Throughout the gospels Jesus talks about the Kingdom of God (or the Kingdom of Heaven in Matthew) more than anything else. It is the dominant theme of his ministry, but despite it being so prevalent and clearly about God’s rule and sovereignty, interestingly Jesus never clearly defines what it looks like. Rather than giving us a clear definition he chooses to describe it through hints, analogies, parables, and images.
He says, among many things, that the Kingdom of God appears as something small and insignificant that grows silently before yielding a great harvest (Mark 4:26-29). Wheat and weedsHowever, it involves a great deal of wasted seed as much is sown that fails to take root (Mark 4:1-9). The Kingdom of God is also like a large fishing net dragged through the water gathering everything in its path, good and bad, useful and useless (Matthew 13:47-50). It is also like a paddock sown with wheat but is riddled with weeds. Yet contrary to good farming practice, the farmer leaves the weeds growing alongside the wheat until harvest (Matthew 13:24-30).

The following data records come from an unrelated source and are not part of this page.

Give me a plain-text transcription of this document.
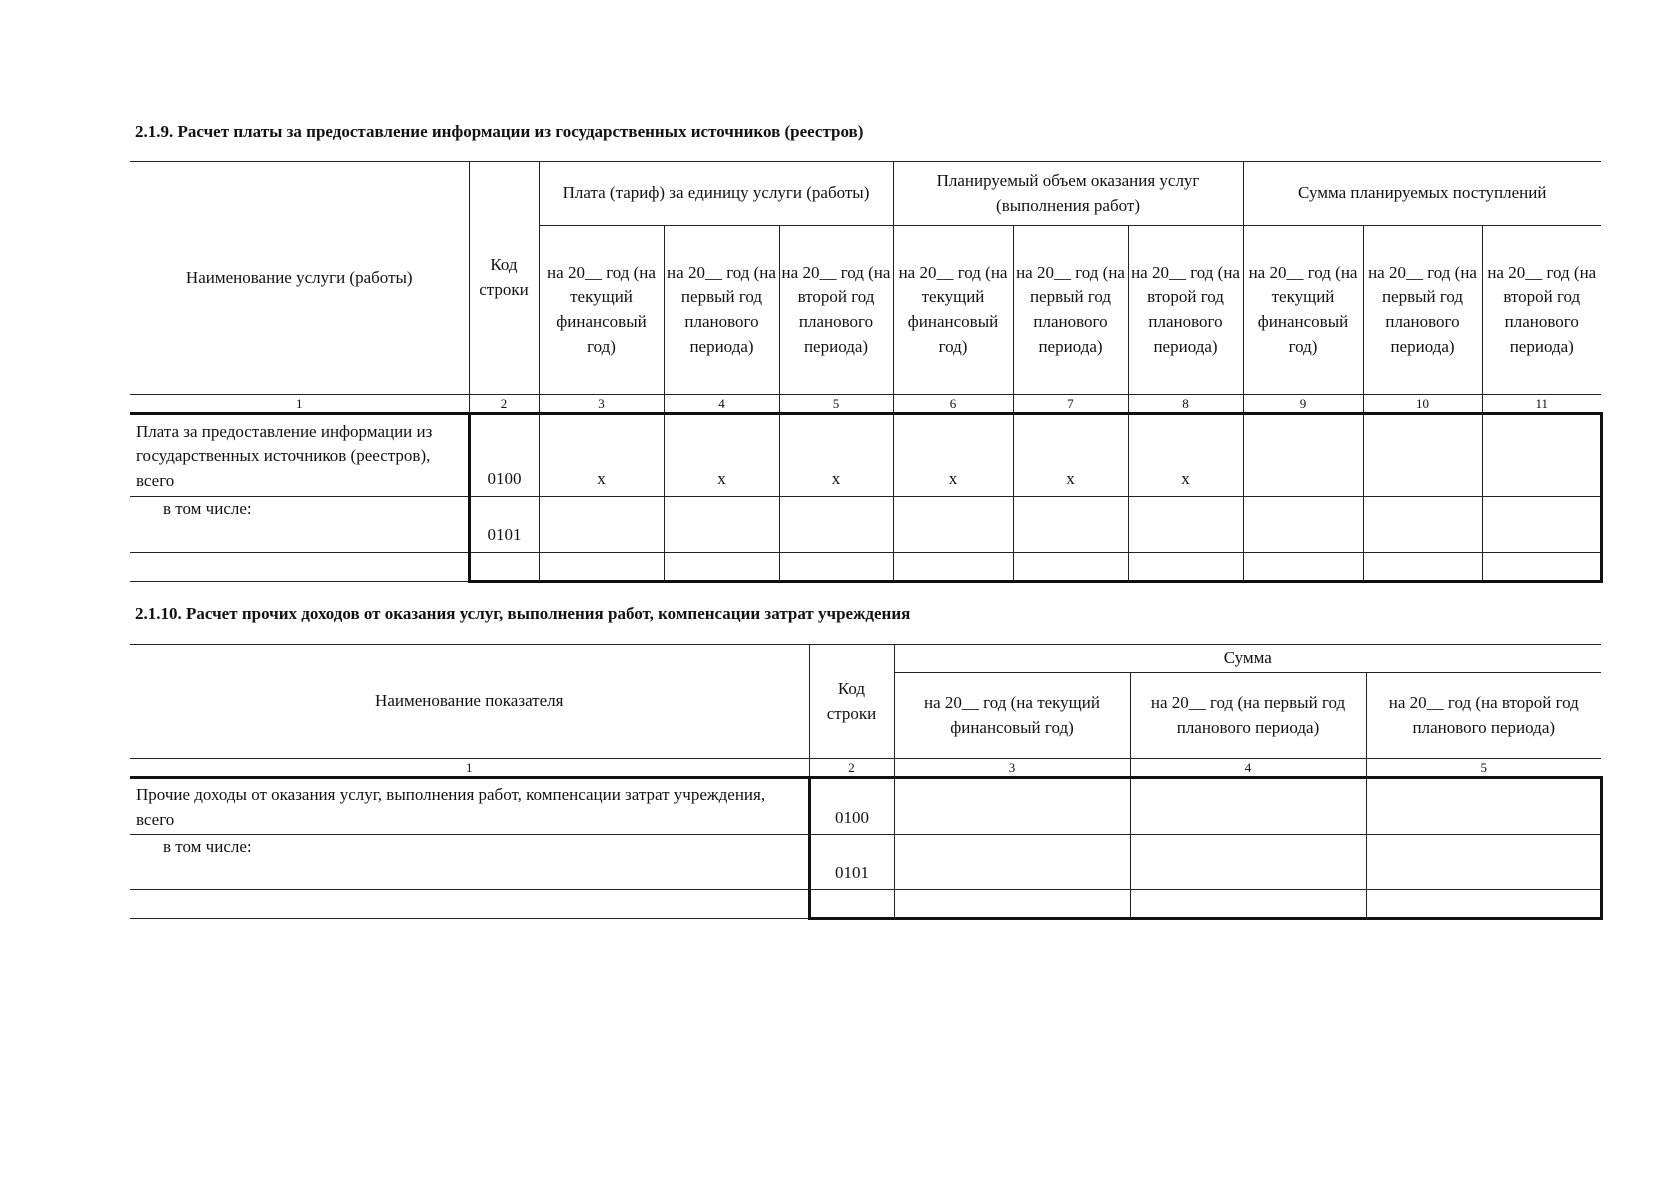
2.1.9. Расчет платы за предоставление информации из государственных источников (реестров)
Наименование услуги (работы)	Код строки	Плата (тариф) за единицу услуги (работы)			Планируемый объем оказания услуг (выполнения работ)			Сумма планируемых поступлений		
		на 20__ год (на текущий финансовый год)	на 20__ год (на первый год планового периода)	на 20__ год (на второй год планового периода)	на 20__ год (на текущий финансовый год)	на 20__ год (на первый год планового периода)	на 20__ год (на второй год планового периода)	на 20__ год (на текущий финансовый год)	на 20__ год (на первый год планового периода)	на 20__ год (на второй год планового периода)
1	2	3	4	5	6	7	8	9	10	11
Плата за предоставление информации из государственных источников (реестров), всего	0100	х	х	х	х	х	х			
в том числе:	0101									

2.1.10. Расчет прочих доходов от оказания услуг, выполнения работ, компенсации затрат учреждения
Наименование показателя	Код строки	Сумма		
		на 20__ год (на текущий финансовый год)	на 20__ год (на первый год планового периода)	на 20__ год (на второй год планового периода)
1	2	3	4	5
Прочие доходы от оказания услуг, выполнения работ, компенсации затрат учреждения, всего	0100			
в том числе:	0101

The Kingdom of God is like a rich person who leaves town and places his property in charge of his servants (Mark 13:34-36) or a businessperson who sells everything just to gain it (Matthew 13:44-46).
Now but not yet
We could go on with many more images that Jesus used to illustrate the point—the Kingdom of God is something that is difficult to explain and even more difficult to understand and see. His stories suggest that the kingdom is here, but not quite. It is surprising and unexpected, yet playful and intriguing; it is threatening and reassuring; very real yet equally elusive. It is a bit like standing on your head and seeing the world upside down.
So when we pray, “Your kingdom come” what are we praying for? I don’t think Jesus was giving a pious plea to be offered in the hope that someday, somehow it might be answered and achieved. In fact, it is important to note that in the original Greek this sentence is a command. We are to pray it not just as a request to God, but as a command to God!
This is quite provocative. The idea of instructing God to do anything no doubt offends you in much the same way it does me. Yet this is what Jesus taught his disciples to do. Try praying, “Your kingdom come!” as a command to God; it doesn’t come easy does it.
What is easier for us is to pray that God would rescue us from mess of this world and whisk us away to join him in eternal bliss in heaven. Yet the Lord’s Prayer gives no hint of this. Jesus goes on to suggest we command that, “Your will be done here on earth as in heaven.” We are not to pray that we be taken from earth, but rather command that heaven, where the Kingdom of God is totally at work, comes here to earth.
The focus of “Your Kingdom Come” is not us, but the world we live in. It should be translated “Set the world aright,” says British Bible scholar N.T. Wright. To “set the world aright” means to make the world a better place. This is what Jesus is calling us to pray and not surprisingly it was the central to his work also. Seeing the Kingdom come here on earth was so much part of the ministry of Jesus that he was sentenced and put to death as a social activist wanting to set the world aright.
Ever since Jesus first taught this prayer, it has been prayed millions of times by millions of people around the world. Each time, it is an instruction for the rule of God to be brought to this planet. Each time it is a call to God to bring justice and peace to planet earth. Each time, God is pleased to answer and bring more of his rule to individuals, families, communities, cities and nations. One day it will culminate in the Kingdom of God coming in all its fullness here on earth as it is in heaven.
Let’s keep praying for God’s Kingdom to come on earth, across all facets of time and place.